Acting
May 19, 2011 (Thursday)
Recently I saw the 1932 movie, “Strange Interlude,” on the Turner Classic Movies channel. It was a screen adaptation of a play by Eugene O’Neill. O’Neill adopted an old method which had passed from favor about a hundred years before his play on Broadway in 1923. In the movie, the method took the form of letting the audience hear the thoughts of the actors. Their lips didn’t move, but their voices could be heard. The scene continued as if we could not hear the thoughts of the players. When the play was originally presented, there were no voiceovers; instead, the actors turned toward the audience and spoke directly to the patrons, as if speaking directly to those watching, letting them in on the personal thoughts of the characters.
The method used in the play was itself an adaptation of an earlier method used in theaters many years before: the wearing of masks. When the actor was playing the character, his face was covered by the mask, but when speaking directly to the audience, revealing the personal thoughts of the character, the mask was removed.
(I’m writing this from memory of some of the reading I’ve been doing; it is oversimplified, so it is subject to error.
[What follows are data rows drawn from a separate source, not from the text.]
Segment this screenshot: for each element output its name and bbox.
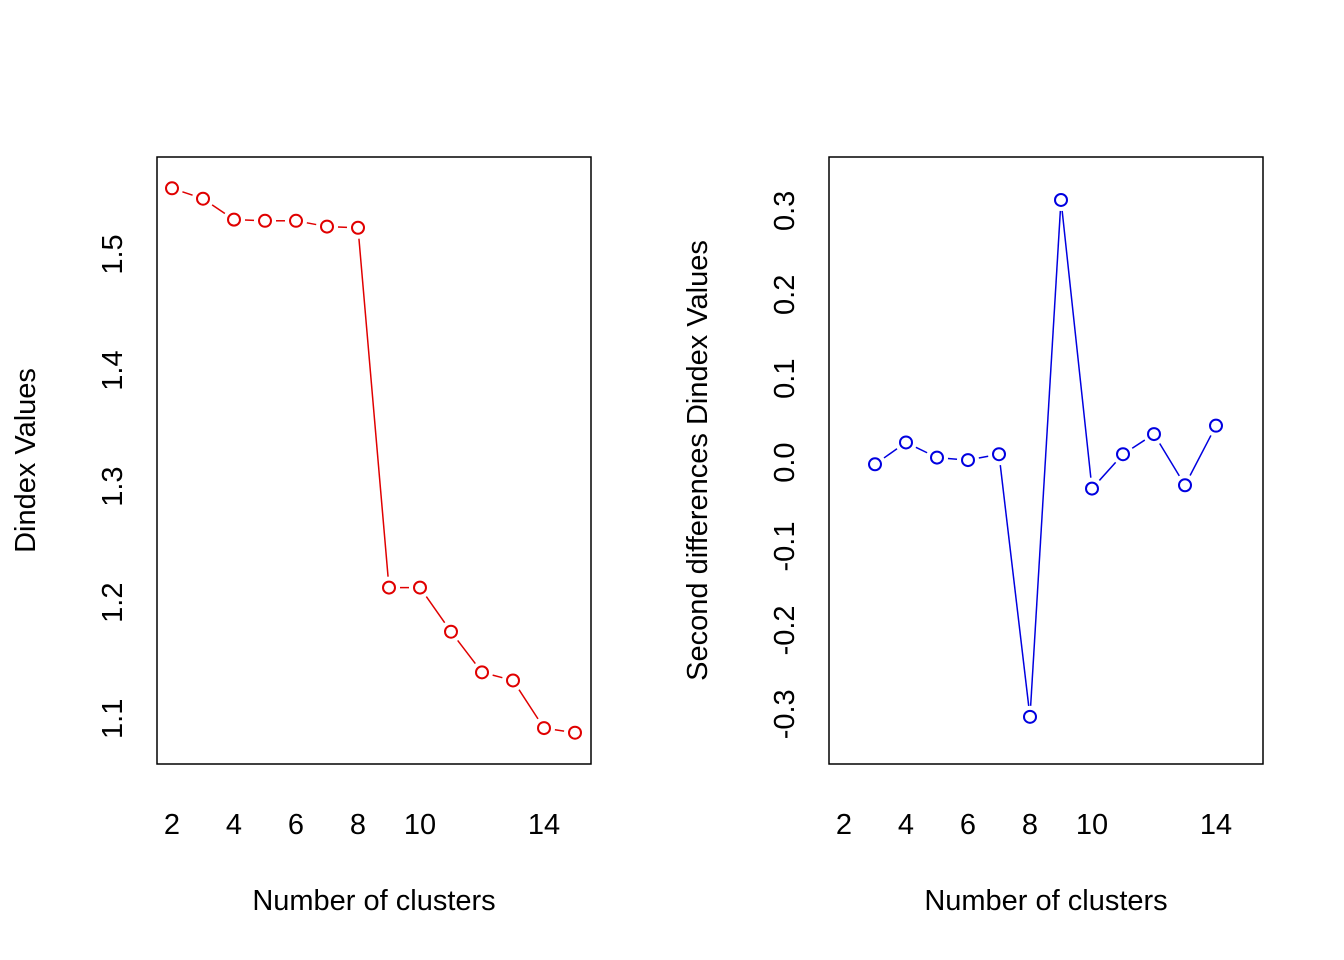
series-segment [425, 596, 446, 624]
data-point [258, 213, 272, 228]
series-segment [492, 674, 503, 679]
series-segment [1159, 443, 1180, 477]
data-point [506, 673, 520, 688]
x-tick-label: 14 [528, 809, 560, 841]
data-point [1178, 478, 1192, 493]
data-point [413, 580, 427, 595]
x-tick-label: 4 [226, 809, 242, 841]
data-point [899, 435, 913, 450]
series-segment [211, 204, 226, 215]
x-tick-label: 10 [1076, 809, 1108, 841]
series-segment [1029, 210, 1062, 706]
data-point [930, 450, 944, 465]
data-point [165, 181, 179, 196]
data-point [289, 213, 303, 228]
y-tick-label: 0.2 [769, 275, 801, 315]
x-tick-label: 8 [1022, 809, 1038, 841]
x-tick-label: 10 [404, 809, 436, 841]
series-segment [518, 689, 539, 720]
dindex-panel: 2 4 6 8 10 14 1.1 1.2 1.3 1.4 1.5 Number of cluster… [10, 156, 592, 917]
x-tick-label: 8 [350, 809, 366, 841]
series-segment [978, 455, 989, 459]
x-axis-title: Number of clusters [924, 885, 1167, 917]
series-segment [999, 465, 1030, 706]
data-point [444, 624, 458, 639]
data-point [1147, 427, 1161, 442]
data-point [1023, 709, 1037, 724]
data-point [382, 580, 396, 595]
x-tick-label: 14 [1200, 809, 1232, 841]
series-segment [358, 238, 389, 577]
data-point [868, 457, 882, 472]
x-tick-label: 2 [164, 809, 180, 841]
x-tick-label: 6 [288, 809, 304, 841]
series-segment [915, 446, 928, 454]
data-point [568, 725, 582, 740]
y-tick-label: -0.2 [769, 605, 801, 655]
data-point [1085, 481, 1099, 496]
series-segment [947, 457, 958, 460]
plot-frame [156, 156, 592, 765]
y-axis-title: Dindex Values [10, 368, 42, 553]
data-point [1054, 192, 1068, 207]
data-point [196, 191, 210, 206]
data-point [475, 665, 489, 680]
series-segment [306, 222, 317, 226]
data-point [537, 721, 551, 736]
plot-frame [828, 156, 1264, 765]
y-tick-label: 1.3 [97, 466, 129, 506]
x-tick-label: 2 [836, 809, 852, 841]
series-segment [1189, 435, 1212, 476]
series-segment [1131, 439, 1146, 449]
y-tick-label: 0.1 [769, 359, 801, 399]
y-axis-title: Second differences Dindex Values [682, 240, 714, 681]
y-tick-label: 0.3 [769, 191, 801, 231]
x-tick-label: 4 [898, 809, 914, 841]
data-point [961, 453, 975, 468]
y-tick-label: 1.2 [97, 583, 129, 623]
series-segment [1061, 210, 1092, 478]
data-point [227, 212, 241, 227]
y-tick-label: -0.3 [769, 689, 801, 739]
series-segment [457, 640, 476, 665]
series-segment [182, 191, 193, 196]
data-point [320, 219, 334, 234]
y-tick-label: 1.1 [97, 699, 129, 739]
data-point [351, 220, 365, 235]
series-segment [1098, 461, 1117, 481]
data-point [992, 447, 1006, 462]
x-axis-title: Number of clusters [252, 885, 495, 917]
x-tick-label: 6 [960, 809, 976, 841]
y-tick-label: -0.1 [769, 522, 801, 572]
y-tick-label: 0.0 [769, 442, 801, 482]
second-differences-panel: 2 4 6 8 10 14 -0.3 -0.2 -0.1 0.0 0.1 0.2 0.3 Number o… [682, 156, 1264, 917]
series-segment [554, 728, 565, 732]
data-point [1116, 447, 1130, 462]
y-tick-label: 1.5 [97, 234, 129, 274]
y-tick-label: 1.4 [97, 350, 129, 390]
series-segment [883, 448, 898, 459]
data-point [1209, 418, 1223, 433]
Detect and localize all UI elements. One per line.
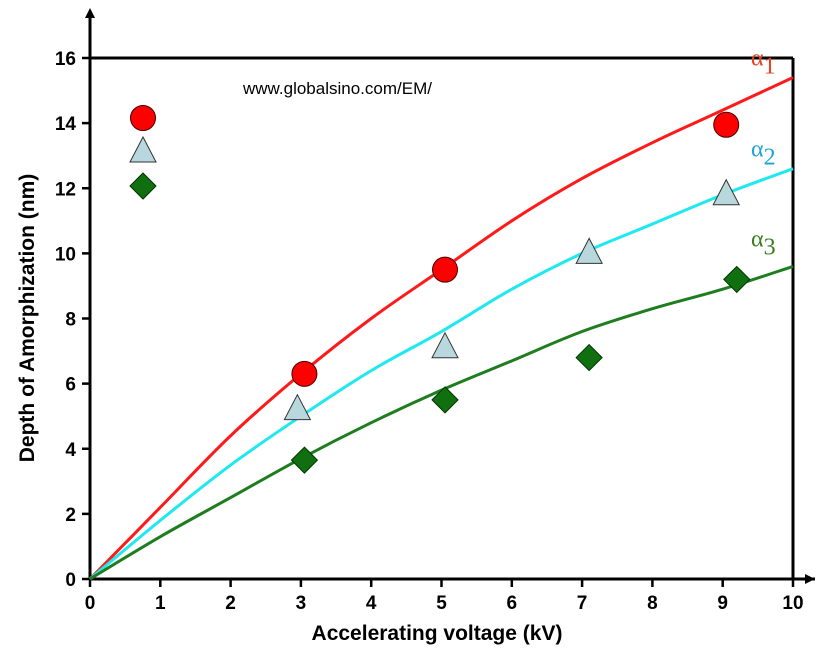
- circle-marker: [713, 111, 740, 138]
- triangle-marker: [129, 135, 157, 163]
- y-tick-label: 0: [65, 570, 76, 591]
- x-tick-label: 3: [296, 593, 307, 614]
- x-tick-label: 10: [782, 593, 803, 614]
- x-axis-label: Accelerating voltage (kV): [312, 622, 563, 645]
- curve-α3: [89, 264, 794, 581]
- y-axis-label: Depth of Amorphization (nm): [16, 174, 39, 463]
- diamond-marker: [129, 172, 157, 200]
- triangle-marker: [431, 331, 459, 359]
- diamond-marker: [290, 446, 319, 474]
- y-tick-label: 4: [65, 440, 76, 461]
- diamond-marker: [723, 265, 751, 294]
- watermark: www.globalsino.com/EM/: [242, 79, 432, 98]
- circle-marker: [291, 360, 318, 387]
- y-tick-label: 2: [65, 505, 76, 526]
- x-tick-label: 9: [717, 593, 728, 614]
- x-tick-label: 0: [85, 593, 96, 614]
- y-tick-label: 16: [55, 49, 76, 70]
- curve-α2: [89, 167, 794, 581]
- curve-label: α3: [751, 226, 776, 260]
- x-tick-label: 6: [507, 593, 518, 614]
- y-tick-label: 6: [65, 375, 76, 396]
- y-tick-label: 10: [55, 244, 76, 265]
- triangle-marker: [575, 237, 603, 264]
- x-tick-label: 7: [577, 593, 588, 614]
- y-tick-label: 14: [55, 114, 77, 135]
- x-tick-label: 4: [366, 593, 377, 614]
- x-axis-arrow: [805, 574, 815, 584]
- x-tick-label: 5: [436, 593, 447, 614]
- x-tick-label: 2: [225, 593, 236, 614]
- circle-marker: [130, 105, 156, 131]
- y-tick-label: 12: [55, 179, 76, 200]
- y-axis-arrow: [85, 8, 95, 18]
- diamond-marker: [575, 343, 603, 372]
- circle-marker: [432, 256, 459, 283]
- curve-label: α2: [751, 137, 776, 171]
- diamond-marker: [431, 386, 459, 414]
- x-tick-label: 1: [155, 593, 166, 614]
- curve-α1: [88, 76, 794, 581]
- triangle-marker: [283, 393, 312, 421]
- x-tick-label: 8: [647, 593, 658, 614]
- triangle-marker: [712, 178, 741, 206]
- curve-label: α1: [751, 46, 776, 80]
- y-tick-label: 8: [65, 310, 76, 331]
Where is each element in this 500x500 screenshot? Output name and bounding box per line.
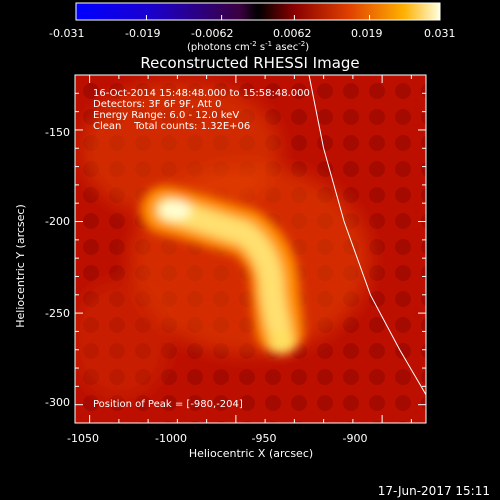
footer-timestamp: 17-Jun-2017 15:11 [378,484,490,498]
y-tick-label: -300 [45,396,70,409]
annotation-counts: Clean Total counts: 1.32E+06 [93,121,250,132]
colorbar-tick-label: 0.031 [424,27,456,40]
heatmap-image [75,75,426,423]
x-tick-label: -1000 [155,432,187,445]
colorbar-tick-label: -0.0062 [191,27,233,40]
x-tick-label: -900 [343,432,368,445]
colorbar-tick-label: 0.0062 [273,27,312,40]
plot-frame [74,74,427,424]
annotation-detectors: Detectors: 3F 6F 9F, Att 0 [93,99,221,110]
colorbar-tick-label: -0.031 [49,27,84,40]
peak-position-label: Position of Peak = [-980,-204] [93,399,243,410]
bright-loop-source [141,186,304,354]
chart-title: Reconstructed RHESSI Image [140,54,359,72]
y-axis-label: Heliocentric Y (arcsec) [14,204,27,328]
annotation-time: 16-Oct-2014 15:48:48.000 to 15:58:48.000 [93,88,310,99]
colorbar-ticks [75,15,441,20]
colorbar-units: (photons cm-2 s-1 asec-2) [187,40,309,53]
solar-limb-curve [308,75,426,396]
x-axis-label: Heliocentric X (arcsec) [189,447,313,460]
axis-ticks [75,74,426,424]
x-tick-label: -1050 [67,432,99,445]
annotation-energy: Energy Range: 6.0 - 12.0 keV [93,110,239,121]
x-tick-label: -950 [252,432,277,445]
y-tick-label: -200 [45,215,70,228]
colorbar-tick-label: 0.019 [351,27,383,40]
colorbar-tick-label: -0.019 [125,27,160,40]
colorbar [75,2,441,21]
y-tick-label: -150 [45,126,70,139]
y-tick-label: -250 [45,307,70,320]
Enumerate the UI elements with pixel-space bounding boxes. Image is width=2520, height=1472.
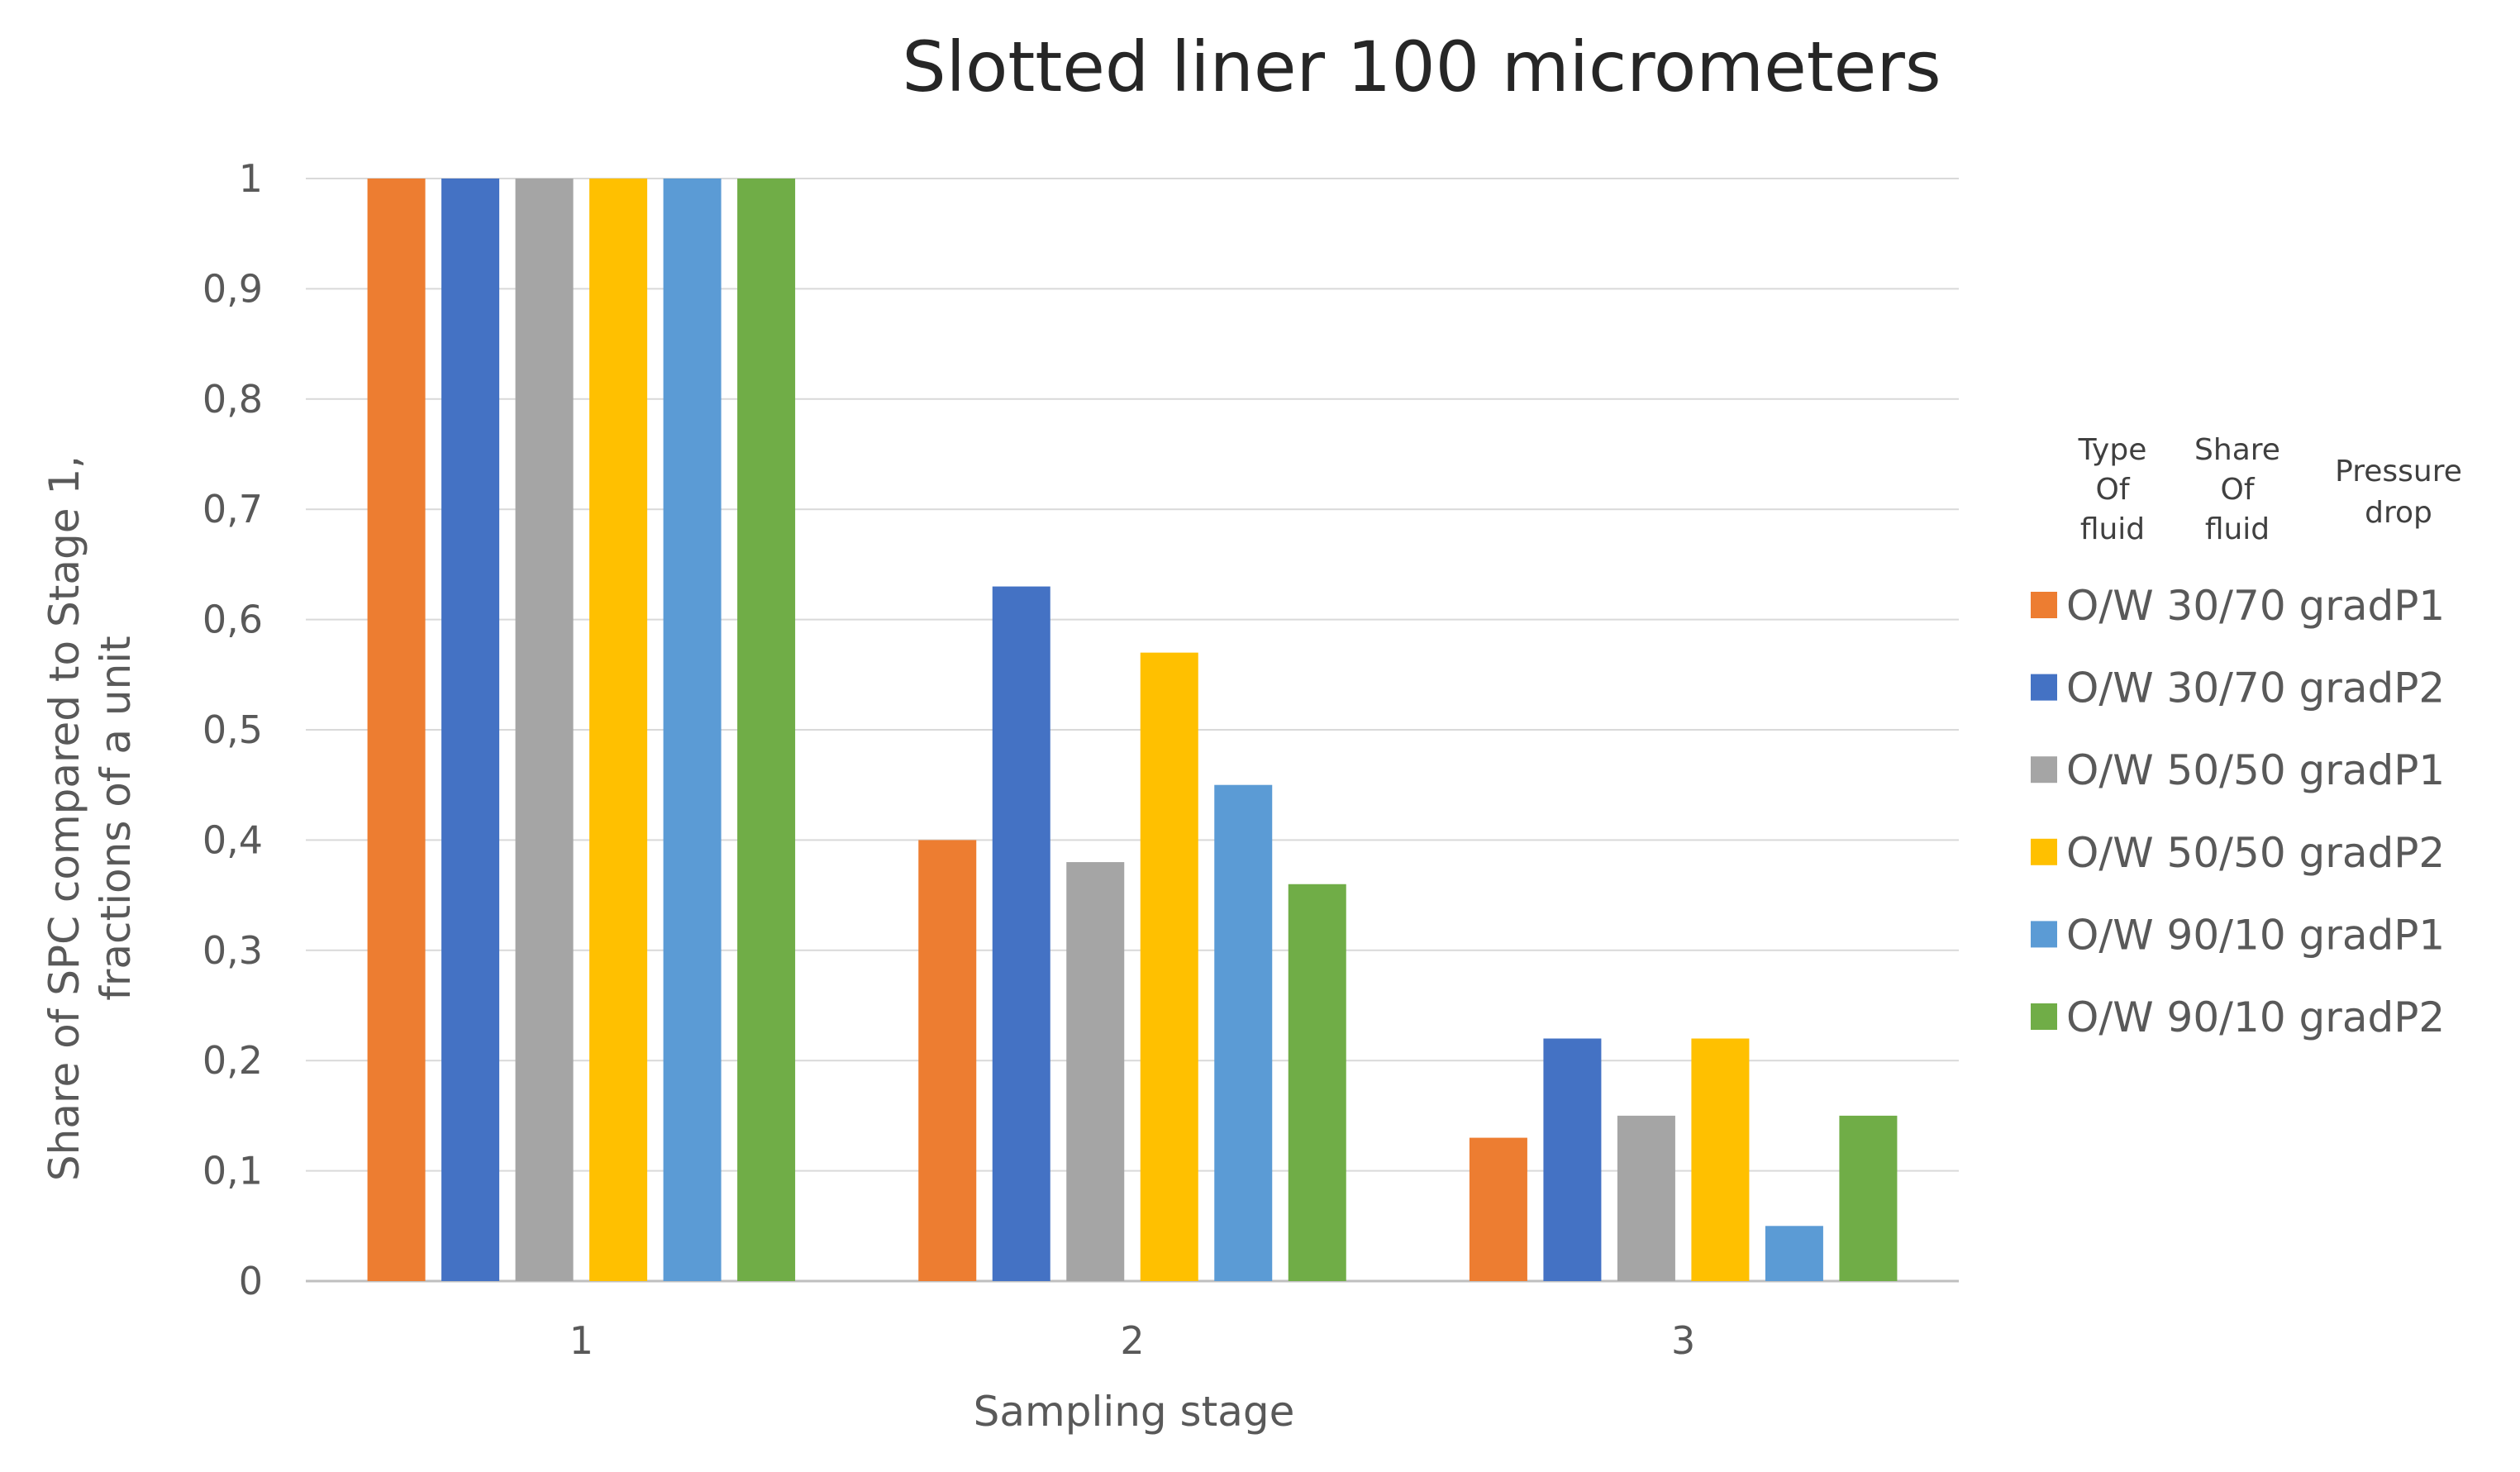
bar <box>1543 1038 1602 1281</box>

If you know better, you’re probably right. There’s a lot more involved in the history of masks in the theater).
Since seeing the movie, and reading about O’Neill and the theater, I’ve been thinking about our communications with each other. What we
hear the other person say may not be what that person really thinks.
We wear, as it were, masks to hide our true feelings and thoughts. We go against our own code that “honesty is the best policy.” The result is almost always a tragic personal disaster of some kind, as we weave a tangled web of deceit that ultimately is unmasked by the truth. It all started in the Garden of Eden, when the bold-faced honest truth was cloaked in not-quite-true excuses. The result then was tragic; it always is.
The cultural revolution of the 1960’s pushed for acceptance of the slogan, “Tell it like it is!” Maybe we should examine ourselves and see if we can identify the masks we may be wearing.